If you work in the health and safety industry or have health and safety OCD read no further. Cicero would like to share with his more balanced readers the latest absurdity.

In an effort to relieve the oppressive heat under which me and my fellow co-workers were being forced to toil to ensure public safety, I opened the fenestration in my top secret bunker. Quicker than it takes to say litigation, my competence in this highly skilled task was being questioned and why I was breaching health and safety. My defence that I had been opening widows without incident since before health and safety was invented when we had common sense, cut no ice with the gauleiters who threatened to remove all privileges from me.
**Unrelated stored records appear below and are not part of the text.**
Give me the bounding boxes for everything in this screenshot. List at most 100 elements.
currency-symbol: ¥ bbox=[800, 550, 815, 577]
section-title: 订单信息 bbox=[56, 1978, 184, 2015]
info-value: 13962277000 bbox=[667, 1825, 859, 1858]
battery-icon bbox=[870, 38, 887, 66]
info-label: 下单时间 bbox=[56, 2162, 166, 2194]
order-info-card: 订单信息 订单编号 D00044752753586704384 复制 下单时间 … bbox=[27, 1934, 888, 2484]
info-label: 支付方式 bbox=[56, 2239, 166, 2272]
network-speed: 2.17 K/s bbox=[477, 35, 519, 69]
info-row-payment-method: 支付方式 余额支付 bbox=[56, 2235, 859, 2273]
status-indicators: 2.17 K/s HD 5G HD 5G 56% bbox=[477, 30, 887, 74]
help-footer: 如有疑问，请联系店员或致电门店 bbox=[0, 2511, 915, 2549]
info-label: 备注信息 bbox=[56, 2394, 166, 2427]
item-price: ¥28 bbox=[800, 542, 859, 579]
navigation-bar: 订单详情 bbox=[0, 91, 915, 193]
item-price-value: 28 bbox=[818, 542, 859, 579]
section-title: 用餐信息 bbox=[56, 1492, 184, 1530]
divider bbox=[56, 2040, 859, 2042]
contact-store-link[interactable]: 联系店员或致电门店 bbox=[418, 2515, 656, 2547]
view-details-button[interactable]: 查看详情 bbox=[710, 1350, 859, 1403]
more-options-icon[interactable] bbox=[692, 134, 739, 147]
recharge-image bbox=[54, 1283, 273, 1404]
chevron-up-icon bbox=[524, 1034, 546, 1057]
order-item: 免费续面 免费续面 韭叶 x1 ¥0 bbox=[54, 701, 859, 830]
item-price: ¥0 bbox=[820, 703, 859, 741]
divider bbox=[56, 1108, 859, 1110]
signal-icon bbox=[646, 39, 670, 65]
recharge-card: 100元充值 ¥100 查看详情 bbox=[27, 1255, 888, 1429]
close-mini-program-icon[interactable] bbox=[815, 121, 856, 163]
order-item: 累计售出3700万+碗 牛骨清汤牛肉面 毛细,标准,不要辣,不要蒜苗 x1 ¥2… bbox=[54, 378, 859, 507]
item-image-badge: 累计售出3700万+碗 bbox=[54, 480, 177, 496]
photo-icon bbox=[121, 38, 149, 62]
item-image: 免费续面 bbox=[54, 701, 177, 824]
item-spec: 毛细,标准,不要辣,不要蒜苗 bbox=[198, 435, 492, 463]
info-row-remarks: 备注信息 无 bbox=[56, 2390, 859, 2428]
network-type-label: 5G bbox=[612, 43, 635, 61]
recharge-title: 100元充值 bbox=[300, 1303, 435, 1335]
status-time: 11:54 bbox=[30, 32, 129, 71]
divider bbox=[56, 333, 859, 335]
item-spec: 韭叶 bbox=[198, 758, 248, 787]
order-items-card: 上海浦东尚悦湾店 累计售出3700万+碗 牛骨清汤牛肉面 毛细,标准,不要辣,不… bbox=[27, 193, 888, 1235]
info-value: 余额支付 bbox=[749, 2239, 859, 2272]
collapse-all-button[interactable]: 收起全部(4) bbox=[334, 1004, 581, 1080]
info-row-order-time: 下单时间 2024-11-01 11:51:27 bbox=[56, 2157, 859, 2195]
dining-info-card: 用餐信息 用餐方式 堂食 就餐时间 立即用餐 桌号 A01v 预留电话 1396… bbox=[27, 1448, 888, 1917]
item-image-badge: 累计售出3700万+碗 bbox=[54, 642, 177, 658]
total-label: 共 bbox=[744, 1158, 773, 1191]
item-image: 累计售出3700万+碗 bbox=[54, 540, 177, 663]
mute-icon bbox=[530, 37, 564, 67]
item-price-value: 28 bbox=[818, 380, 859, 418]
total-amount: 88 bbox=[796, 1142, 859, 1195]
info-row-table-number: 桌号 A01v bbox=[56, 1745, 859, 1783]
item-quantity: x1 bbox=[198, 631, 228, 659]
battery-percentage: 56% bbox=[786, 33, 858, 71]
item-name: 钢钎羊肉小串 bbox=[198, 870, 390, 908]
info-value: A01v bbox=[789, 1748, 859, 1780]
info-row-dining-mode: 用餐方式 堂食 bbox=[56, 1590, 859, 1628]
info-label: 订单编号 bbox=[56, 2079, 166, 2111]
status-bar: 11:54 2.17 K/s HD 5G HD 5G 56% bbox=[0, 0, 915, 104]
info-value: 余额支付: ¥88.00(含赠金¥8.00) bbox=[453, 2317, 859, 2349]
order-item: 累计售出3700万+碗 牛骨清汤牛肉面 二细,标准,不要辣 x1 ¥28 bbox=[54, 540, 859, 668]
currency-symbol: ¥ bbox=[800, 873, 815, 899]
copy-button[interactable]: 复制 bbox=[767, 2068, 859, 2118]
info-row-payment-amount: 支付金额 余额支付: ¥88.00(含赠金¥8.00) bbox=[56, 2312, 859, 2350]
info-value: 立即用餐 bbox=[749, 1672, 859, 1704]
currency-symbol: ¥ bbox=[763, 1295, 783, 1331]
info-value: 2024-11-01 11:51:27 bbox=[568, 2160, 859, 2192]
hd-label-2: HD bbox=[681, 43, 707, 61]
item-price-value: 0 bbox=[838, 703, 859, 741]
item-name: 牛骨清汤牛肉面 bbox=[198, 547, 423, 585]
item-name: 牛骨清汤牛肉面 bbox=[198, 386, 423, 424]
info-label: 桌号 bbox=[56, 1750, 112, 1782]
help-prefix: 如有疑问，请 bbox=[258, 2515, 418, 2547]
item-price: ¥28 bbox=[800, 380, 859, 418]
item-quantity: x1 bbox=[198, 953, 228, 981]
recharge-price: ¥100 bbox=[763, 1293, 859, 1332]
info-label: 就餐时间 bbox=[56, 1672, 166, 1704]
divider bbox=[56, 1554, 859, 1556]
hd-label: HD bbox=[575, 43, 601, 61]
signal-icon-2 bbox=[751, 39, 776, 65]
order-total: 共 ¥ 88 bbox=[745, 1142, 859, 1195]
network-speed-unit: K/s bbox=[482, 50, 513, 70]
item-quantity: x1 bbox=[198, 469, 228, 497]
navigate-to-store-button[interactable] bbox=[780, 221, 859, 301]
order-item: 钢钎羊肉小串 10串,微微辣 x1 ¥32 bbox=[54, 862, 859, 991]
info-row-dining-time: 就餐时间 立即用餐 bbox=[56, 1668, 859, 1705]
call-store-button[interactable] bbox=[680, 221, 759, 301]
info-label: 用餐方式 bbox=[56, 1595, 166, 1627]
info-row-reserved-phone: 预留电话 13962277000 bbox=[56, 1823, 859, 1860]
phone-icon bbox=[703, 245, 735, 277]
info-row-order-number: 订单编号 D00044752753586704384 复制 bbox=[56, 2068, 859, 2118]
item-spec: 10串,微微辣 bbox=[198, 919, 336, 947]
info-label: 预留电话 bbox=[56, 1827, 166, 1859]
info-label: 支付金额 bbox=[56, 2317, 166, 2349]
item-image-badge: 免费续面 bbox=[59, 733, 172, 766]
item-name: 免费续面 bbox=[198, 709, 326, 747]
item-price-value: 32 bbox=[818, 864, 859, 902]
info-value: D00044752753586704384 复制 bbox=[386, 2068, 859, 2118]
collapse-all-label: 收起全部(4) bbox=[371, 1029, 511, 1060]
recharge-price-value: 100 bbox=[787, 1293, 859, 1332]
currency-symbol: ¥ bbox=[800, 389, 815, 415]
Ridiculous. Health and safety was invented to improve the safety in dangerous industries like mining, construction and the like. It was not designed for bureaucrats and salariats like me. In this instance common sense lost out, yet again. The world is going slowly mad. Is it only me who thinks personal responsibility is being strangled?

Have a great week.

Sit felix. Et sit fortunatus.

1 comment:

Julie Umerle said...

Hi Cicero, Glad to see that you have returned the facility to us plebs to post a comment. I do enjoy a level of debate in these blogs... Thank you.